On the median far-future outcome of AI:

... I think there's a lot of reason to expect that you would have significant diversity for something coming out of our existing diverse human society.

 

On whether Carl expects interest rates to rise in the coming years:

Yeah. So in the case we were talking about where this intelligence explosion happening in software to the extent that investors are noticing that, yeah they should be willing to lend money or make equity investments in these firms or demanding extremely high interest rates because if it's possible to turn capital into twice as much capital in a relatively short period and then more shortly after that, then yeah you should demand a much higher return [emphasis added]. Assuming there's competition among companies or coalitions for resources, whether that's investment or ownership of cloud compute.

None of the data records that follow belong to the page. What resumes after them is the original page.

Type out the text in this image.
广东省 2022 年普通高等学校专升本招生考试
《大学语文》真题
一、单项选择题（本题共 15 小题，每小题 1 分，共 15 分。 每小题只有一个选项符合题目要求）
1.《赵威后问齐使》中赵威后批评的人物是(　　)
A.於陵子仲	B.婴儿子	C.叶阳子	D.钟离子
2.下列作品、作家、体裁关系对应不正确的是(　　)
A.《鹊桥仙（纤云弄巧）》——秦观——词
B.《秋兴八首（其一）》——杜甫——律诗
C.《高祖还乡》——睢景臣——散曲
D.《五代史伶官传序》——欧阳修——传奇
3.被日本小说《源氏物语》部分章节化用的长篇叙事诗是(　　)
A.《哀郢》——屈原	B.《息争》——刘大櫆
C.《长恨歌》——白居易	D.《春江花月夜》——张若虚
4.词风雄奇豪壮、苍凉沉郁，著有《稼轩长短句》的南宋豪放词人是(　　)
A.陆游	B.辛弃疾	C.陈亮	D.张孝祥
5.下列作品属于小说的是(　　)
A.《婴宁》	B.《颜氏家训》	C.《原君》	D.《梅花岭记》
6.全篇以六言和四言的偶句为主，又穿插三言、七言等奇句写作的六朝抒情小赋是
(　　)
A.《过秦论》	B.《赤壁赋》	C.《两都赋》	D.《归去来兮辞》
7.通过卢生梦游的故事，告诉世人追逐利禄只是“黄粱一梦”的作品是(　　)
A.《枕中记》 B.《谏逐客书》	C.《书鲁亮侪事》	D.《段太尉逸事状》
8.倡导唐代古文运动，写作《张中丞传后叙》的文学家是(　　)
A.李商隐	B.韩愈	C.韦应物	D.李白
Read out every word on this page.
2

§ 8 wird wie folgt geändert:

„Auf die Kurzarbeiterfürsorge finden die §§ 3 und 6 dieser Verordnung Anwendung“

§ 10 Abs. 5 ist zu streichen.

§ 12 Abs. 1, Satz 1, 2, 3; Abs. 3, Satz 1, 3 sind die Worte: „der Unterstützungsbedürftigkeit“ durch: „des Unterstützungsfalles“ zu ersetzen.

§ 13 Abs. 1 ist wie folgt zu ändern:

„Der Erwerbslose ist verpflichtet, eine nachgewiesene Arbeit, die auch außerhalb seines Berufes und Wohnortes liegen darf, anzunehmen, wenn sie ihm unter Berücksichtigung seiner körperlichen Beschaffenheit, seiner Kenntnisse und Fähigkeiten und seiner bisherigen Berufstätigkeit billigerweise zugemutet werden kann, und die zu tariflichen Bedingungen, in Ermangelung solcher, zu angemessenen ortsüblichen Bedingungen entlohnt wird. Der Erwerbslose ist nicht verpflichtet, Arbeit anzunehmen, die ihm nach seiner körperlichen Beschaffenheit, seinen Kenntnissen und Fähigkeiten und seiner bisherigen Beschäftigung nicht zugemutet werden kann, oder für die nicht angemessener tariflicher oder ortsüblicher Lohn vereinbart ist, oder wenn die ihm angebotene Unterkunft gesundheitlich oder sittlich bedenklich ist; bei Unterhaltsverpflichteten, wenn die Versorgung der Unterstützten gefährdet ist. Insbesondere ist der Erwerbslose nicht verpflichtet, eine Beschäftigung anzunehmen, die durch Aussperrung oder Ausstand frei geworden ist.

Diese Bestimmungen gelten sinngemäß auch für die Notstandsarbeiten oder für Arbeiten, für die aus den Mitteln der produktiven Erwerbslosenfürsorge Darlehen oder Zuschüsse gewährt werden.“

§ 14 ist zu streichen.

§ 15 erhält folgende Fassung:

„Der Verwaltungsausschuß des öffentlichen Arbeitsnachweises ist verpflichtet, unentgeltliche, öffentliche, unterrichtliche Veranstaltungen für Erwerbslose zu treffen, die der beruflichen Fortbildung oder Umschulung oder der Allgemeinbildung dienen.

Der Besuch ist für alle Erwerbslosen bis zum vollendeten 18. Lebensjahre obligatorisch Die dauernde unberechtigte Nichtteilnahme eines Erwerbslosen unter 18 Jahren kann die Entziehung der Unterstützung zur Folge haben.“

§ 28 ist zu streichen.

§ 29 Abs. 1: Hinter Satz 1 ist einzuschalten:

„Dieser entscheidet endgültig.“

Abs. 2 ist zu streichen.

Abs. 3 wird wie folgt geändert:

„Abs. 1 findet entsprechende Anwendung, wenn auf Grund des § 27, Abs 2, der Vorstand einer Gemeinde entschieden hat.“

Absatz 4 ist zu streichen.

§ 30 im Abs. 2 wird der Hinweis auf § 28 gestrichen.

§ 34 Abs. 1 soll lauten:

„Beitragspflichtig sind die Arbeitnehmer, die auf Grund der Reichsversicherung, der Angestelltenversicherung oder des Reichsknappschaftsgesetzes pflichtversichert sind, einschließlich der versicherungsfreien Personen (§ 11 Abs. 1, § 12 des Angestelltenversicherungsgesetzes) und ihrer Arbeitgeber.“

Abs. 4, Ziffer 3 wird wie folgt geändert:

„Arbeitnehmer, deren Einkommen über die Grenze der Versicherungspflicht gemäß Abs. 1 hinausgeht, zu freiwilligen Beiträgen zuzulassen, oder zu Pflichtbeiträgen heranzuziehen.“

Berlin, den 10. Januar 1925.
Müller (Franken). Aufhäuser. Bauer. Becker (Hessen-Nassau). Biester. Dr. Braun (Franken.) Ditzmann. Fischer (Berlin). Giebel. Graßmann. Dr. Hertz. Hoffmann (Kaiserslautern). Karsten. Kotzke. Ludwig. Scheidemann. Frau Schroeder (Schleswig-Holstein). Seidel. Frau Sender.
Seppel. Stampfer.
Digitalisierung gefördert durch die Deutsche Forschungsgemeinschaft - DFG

That would happen before you have so much investor cash making purchases and sales on this basis, you would first see it in things like the valuations of the AI companies, valuations of AI chip makers, and so far there have been effects.

 

On the Carl Shulman production function:

I've also had a very weird professional career that has involved a much much higher proportion than is normal of trying to build more comprehensive models of the world. That included being more of a journalist trying to get an understanding of many issues and many problems that had not yet been widely addressed but do a first pass and a second pass dive into them. 

[...]

My approach compared to some other people in forecasting and assessing some of these things, I try to obtain and rely on any data that I can find that is relevant. I try early and often to find factual information that bears on some of the questions I've got, especially in a quantitative fashion, do the basic arithmetic and consistency checks and checksums on a hypothesis about the world. Do that early and often. And I find that's quite fruitful and that people don't do it enough. 

Things like with the economic growth, just when someone mentions the diminishing returns, I immediately ask hmm, okay, so you have two exponential processes. What's the ratio between the doubling you get on the output versus the input? And find oh yeah, for computing and information technology and AI software it's well on the one side. There are other technologies that are closer to neutral. 

Whenever I can go from here's a vague qualitative consideration in one direction and here's a vague qualitative consideration in the other direction, I try and find some data, do some simple Fermi calculations, back of the envelope calculations and see if I can get a consistent picture of the world being one way or the world being another. 

I also try to be more exhaustive compared to some. I'm very interested in finding things like taxonomies of the world where I can go systematically through all of the possibilities. For example in my work with Open Philanthropy and previously on global catastrophic risks I wanted to make sure I'm not missing any big thing, anything that could be the biggest thing....

So I would do things like go through all of the different major scientific fields from anthropology to biology, chemistry, computer science, physics. What are the doom stories or candidates for big things associated within each of these fields... Go through all of the lists that people have made of threats of doom, search for previous literature of people who have done discussions and then yeah, have a big spreadsheet of what the candidates are.